Disease outbreak at Texas cat cafe leads to kitty quarantine, investigation
Cuteness overload was supposed to be the number one item on the menu at San Antonio’s first cat cafe, but now the owner is facing an investigation from local authorities.
City of San Antonio Animal Care Services seized two cats last week and ordered the remaining 54 cats in the 1,000-square-foot San Antonio Cat Cafe to be quarantined from the public on Monday, according to WOAI.
“You are not going to get the sick cats better in that environment and unfortunately you are likely to spread those ailments to the other animals that are currently healthy,” Shannon Sims, the assistant director of Animal Care Services, told the station.
The ailments that he’s talking about allegedly include ringworm and FIP, a viral disease that tends to attack the cells of the intestinal wall and is usually fatal in domestic cats, according to WebMD. Animal Care Services spokeswoman Lisa Norwood told KENS that the investigation thus far had revealed that up to three dozen cats that did not have rabies shots and that sick cats were often mixed with healthy cats.
Leah Taylor, a former cafe employee, who is studying to become a veterinary technician, told KENS she filed a complaint against owner Casey Steuart with Animal Care Services after witnessing four cats die there during her four months on the job.
“A lot of the cat care wasn’t maintained,” Taylor told KENS. “There were animals that should have been on medicine. There were animals that needed to see a vet for medical attention that weren’t tended to. There was a lot of ringworm and upper respiratory, which is very contagious not only to people but also to other animals.”
Cas Moskwa, another former Cat Cafe employee, posted a series of photos on Facebook Sunday, detailing what she called “the reality of the cafe and the poor state it currently is in.” She claimed that Steuart waited for weeks at a time before taking sick cats there to a veterinarian and left at least one sick and dying cat, named Decoy, out in the public lounge during his last agonizing days.
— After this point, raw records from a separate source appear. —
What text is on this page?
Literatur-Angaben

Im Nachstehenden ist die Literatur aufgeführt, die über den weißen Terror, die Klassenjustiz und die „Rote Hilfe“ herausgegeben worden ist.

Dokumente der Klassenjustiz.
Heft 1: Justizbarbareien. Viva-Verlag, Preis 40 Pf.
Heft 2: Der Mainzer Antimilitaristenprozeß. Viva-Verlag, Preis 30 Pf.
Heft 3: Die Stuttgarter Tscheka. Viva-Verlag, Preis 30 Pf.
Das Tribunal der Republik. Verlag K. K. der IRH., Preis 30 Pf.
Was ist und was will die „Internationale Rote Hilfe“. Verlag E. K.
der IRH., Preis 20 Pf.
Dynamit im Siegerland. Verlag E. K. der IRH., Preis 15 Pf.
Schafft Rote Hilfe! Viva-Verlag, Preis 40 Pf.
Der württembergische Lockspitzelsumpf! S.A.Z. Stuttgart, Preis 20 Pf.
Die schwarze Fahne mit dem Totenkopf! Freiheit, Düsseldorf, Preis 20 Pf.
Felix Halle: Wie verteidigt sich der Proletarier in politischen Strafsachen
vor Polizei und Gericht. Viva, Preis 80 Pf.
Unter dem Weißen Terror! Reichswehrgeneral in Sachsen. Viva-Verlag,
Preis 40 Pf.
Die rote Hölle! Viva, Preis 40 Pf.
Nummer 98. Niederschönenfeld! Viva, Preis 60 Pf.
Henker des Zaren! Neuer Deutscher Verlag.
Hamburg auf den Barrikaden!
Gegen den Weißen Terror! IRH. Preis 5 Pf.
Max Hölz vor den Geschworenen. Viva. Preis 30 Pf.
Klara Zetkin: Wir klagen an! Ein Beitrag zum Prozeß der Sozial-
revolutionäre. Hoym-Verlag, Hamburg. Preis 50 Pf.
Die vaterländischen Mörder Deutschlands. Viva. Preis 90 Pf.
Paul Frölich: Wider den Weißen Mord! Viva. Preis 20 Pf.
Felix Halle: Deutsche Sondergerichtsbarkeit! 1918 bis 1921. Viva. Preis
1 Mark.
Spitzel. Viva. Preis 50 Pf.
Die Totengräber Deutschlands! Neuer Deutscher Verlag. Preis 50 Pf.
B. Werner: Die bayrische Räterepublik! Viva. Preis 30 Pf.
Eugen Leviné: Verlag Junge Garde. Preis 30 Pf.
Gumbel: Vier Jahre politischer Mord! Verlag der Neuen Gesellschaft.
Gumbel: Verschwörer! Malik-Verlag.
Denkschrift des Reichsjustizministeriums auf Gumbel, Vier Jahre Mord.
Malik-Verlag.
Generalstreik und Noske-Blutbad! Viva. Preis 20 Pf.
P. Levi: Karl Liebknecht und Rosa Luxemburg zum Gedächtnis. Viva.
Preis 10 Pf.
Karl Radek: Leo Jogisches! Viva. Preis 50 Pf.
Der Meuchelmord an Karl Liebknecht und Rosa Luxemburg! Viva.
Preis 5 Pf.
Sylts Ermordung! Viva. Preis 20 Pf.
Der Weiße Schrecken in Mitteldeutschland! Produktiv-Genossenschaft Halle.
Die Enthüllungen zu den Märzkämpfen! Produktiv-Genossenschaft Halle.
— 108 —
Her post includes photos of cats with crusted eyes and allegations that Steuart brought in a cat infected with ringworm into the facility’s kitten coop, resulting in three different litters becoming infected. She said in a separate post that a cat she took home from the cafe was one of them that had been infected.
As a former employee at the San Antonio Cat Cafe, I feel it is my duty to share with everyone the reality of the cafe...
Posted by Cas Moskwa on Sunday, April 8, 2018
According to KSAT, though, Steuart disputes the reports from Moskwa and other former employees, blaming “a lack of communication and misinterpretations.” She specifically disputed the reports of ringworm, a skin infection that can be transmitted to humans, in the cafe.
She also told the San Antonio Express News that three cats did die at the cafe, but none from neglect. One, she said, was 17 years old.
“They all were conditions that were not caused by something that was happening here,” Steuart told the newspaper.
Steuart told KSAT that in addition to running the cat cafe, she also has a full-time government job.
Sims confirmed to the station that many of the 54 cats being quarantined in the facility are suffering from upper respiratory infections. That number is high for a facility the size of San Antonio Cat Cafe.
“It’s her I’m going to hold accountable. I’m not going to go and fix her staffing,” he told the station. “At the end of the day, we have to deal with facts, not excuses. All the other stuff in pretty irrelevant to me.”
Snacks and coffee were being served in a front room of the cat cafe. The cat lounge is separate from the front room.